Burrell settled in Hong Kong permanently in 1999, and has acted in dozens of movies and TVB dramas. He is fluent in four languages – English, Khmer, and two forms of Chinese, Cantonese and Mandarin – and has a degree in Chinese Literature and Asian Studies from the University of Utah.
His personality is one of extremes. Pushing himself to the limit in all aspects of life is his way, and diet and fitness were no different. Weighing some 127kg (280 pounds) when he started his acting career, Burrell began testing out various nutritional plans. He soon turned himself into a human “guinea pig” as he shed weight rapidly.

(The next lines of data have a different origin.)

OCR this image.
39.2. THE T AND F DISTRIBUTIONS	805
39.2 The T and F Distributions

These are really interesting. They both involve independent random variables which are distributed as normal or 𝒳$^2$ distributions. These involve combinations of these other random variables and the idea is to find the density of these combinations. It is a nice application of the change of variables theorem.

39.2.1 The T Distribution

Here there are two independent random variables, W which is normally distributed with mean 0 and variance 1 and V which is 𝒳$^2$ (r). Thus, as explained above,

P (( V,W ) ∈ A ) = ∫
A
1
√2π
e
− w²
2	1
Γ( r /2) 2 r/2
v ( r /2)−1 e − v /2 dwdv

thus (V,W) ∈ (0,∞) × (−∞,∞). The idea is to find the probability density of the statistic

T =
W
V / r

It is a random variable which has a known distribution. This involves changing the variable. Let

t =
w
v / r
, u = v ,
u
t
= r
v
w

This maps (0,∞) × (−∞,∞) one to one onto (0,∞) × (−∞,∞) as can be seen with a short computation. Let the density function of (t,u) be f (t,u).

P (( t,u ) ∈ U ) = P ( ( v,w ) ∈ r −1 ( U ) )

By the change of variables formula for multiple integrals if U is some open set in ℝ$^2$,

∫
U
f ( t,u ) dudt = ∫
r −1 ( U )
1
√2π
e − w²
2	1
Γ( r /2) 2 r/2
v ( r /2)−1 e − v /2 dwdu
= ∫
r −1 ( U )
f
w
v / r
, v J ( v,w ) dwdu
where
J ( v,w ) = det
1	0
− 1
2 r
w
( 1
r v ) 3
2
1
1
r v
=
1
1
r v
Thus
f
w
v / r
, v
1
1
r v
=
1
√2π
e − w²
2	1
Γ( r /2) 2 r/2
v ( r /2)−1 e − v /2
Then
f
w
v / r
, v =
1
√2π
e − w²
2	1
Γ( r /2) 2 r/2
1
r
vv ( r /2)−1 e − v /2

One of his first forays into extreme dieting was the Master Cleanse, or lemonade, diet, where he drank only squeezed lemon water with maple syrup and cayenne pepper for 10 days straight – nothing else. Burrell said it worked well numerous times to help him drop weight and shed those final pounds for an acting role. But one of the last times he did it in 2011, he admits he went too far.
“I was so skinny that people thought I had cancer,” he says. “It was just too much.”
Burrell says testing the limits of his body was part of the allure of extreme dieting and fitness. However, pushing it too far was something he flirted with on more than one occasion.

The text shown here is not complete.